I read a few Board of Patent Appeals and Interferences decisions recently where the Applicant distinguished over the reference and used the magic words "teaches away". Unfortunately, the magic words were used in a §102 argument. The Board noted that “[t]eaching away is irrelevant to anticipation," citing Seachange International, Inc., v. C-Cor, Inc., 413 F.3d 1361, 1380 (Fed. Cir. 2005).
I reviewed the Appeal Briefs to see the actual arguments made. In several of the cases, the Applicant had good facts, and I even agree that the reference "teaches away" in some sense.
For example, in Choi et al. (Application 10/179,583, Appeal Brief available in Public PAIR), the claim included the feature of re-establishing a connection between a client and a
previously-used server, and the reference taught establishing a new connection
to a different server. Thus, the reference taught the opposite of what was claimed. With these facts, I think the Applicant in Choi was on the right
track: a teaching of NOT-X is evidence that X is not taught.

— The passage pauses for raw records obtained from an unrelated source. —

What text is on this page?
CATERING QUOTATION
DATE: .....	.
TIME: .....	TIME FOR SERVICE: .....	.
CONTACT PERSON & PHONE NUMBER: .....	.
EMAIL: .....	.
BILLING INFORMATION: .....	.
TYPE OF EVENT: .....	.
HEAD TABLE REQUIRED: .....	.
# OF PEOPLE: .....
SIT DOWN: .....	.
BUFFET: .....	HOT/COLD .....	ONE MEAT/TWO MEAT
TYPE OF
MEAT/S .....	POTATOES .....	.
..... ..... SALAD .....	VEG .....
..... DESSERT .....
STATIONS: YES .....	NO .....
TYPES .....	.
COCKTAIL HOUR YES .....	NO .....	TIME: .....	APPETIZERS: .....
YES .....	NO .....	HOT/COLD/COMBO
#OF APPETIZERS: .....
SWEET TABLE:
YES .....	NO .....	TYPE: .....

As another example, in Iwamura et al. ( Application 09/972,371, Appeal Brief available in Public PAIR), the claim included encrypting a signal and the reference taught decrypting a signal – again, the reference taught the opposite of what was claimed. I don't think these facts are quite as good. While encryption and decryption are opposites, they're also symmetrical, so that you can probably infer some things about decryption from the teachings about encryption. If the Examiner is relying on implicit teachings, pointing out this opposite teaching may not help. On the other hand, if the Examiner is truly alleging that encryption and decryption are the same, the fact that they are opposites helps the Applicant's position.

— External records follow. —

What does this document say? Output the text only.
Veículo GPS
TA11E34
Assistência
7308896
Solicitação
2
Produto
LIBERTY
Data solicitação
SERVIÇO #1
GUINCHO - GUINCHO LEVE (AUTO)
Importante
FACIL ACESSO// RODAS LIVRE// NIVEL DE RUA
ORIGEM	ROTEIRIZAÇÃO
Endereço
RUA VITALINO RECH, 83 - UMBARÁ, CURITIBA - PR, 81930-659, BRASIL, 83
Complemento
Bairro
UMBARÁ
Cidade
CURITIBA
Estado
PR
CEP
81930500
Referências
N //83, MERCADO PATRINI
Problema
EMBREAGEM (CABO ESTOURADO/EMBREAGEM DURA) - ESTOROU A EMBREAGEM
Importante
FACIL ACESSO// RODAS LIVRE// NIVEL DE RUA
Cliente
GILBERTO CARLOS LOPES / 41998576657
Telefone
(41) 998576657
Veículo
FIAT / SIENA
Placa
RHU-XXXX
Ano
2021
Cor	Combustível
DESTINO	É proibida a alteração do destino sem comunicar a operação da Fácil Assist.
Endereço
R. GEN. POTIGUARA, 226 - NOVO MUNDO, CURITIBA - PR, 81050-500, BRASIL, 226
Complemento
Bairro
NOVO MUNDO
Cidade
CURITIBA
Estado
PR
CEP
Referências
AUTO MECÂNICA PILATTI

The mistake made by the Applicants in these cases was simply in characterizing this as "teaching away".
It would be unfortunate to have the Board ignore your underlying arguments simply because you characterized them improperly. "Teaching away" has a specific meaning in patent law (teaching away from the combination), and is therefore is appropriate for obviousness but not for anticipation. So I say use the underlying facts to your advantage when you can – just don't use the magic words "teaches away" in an anticipation argument.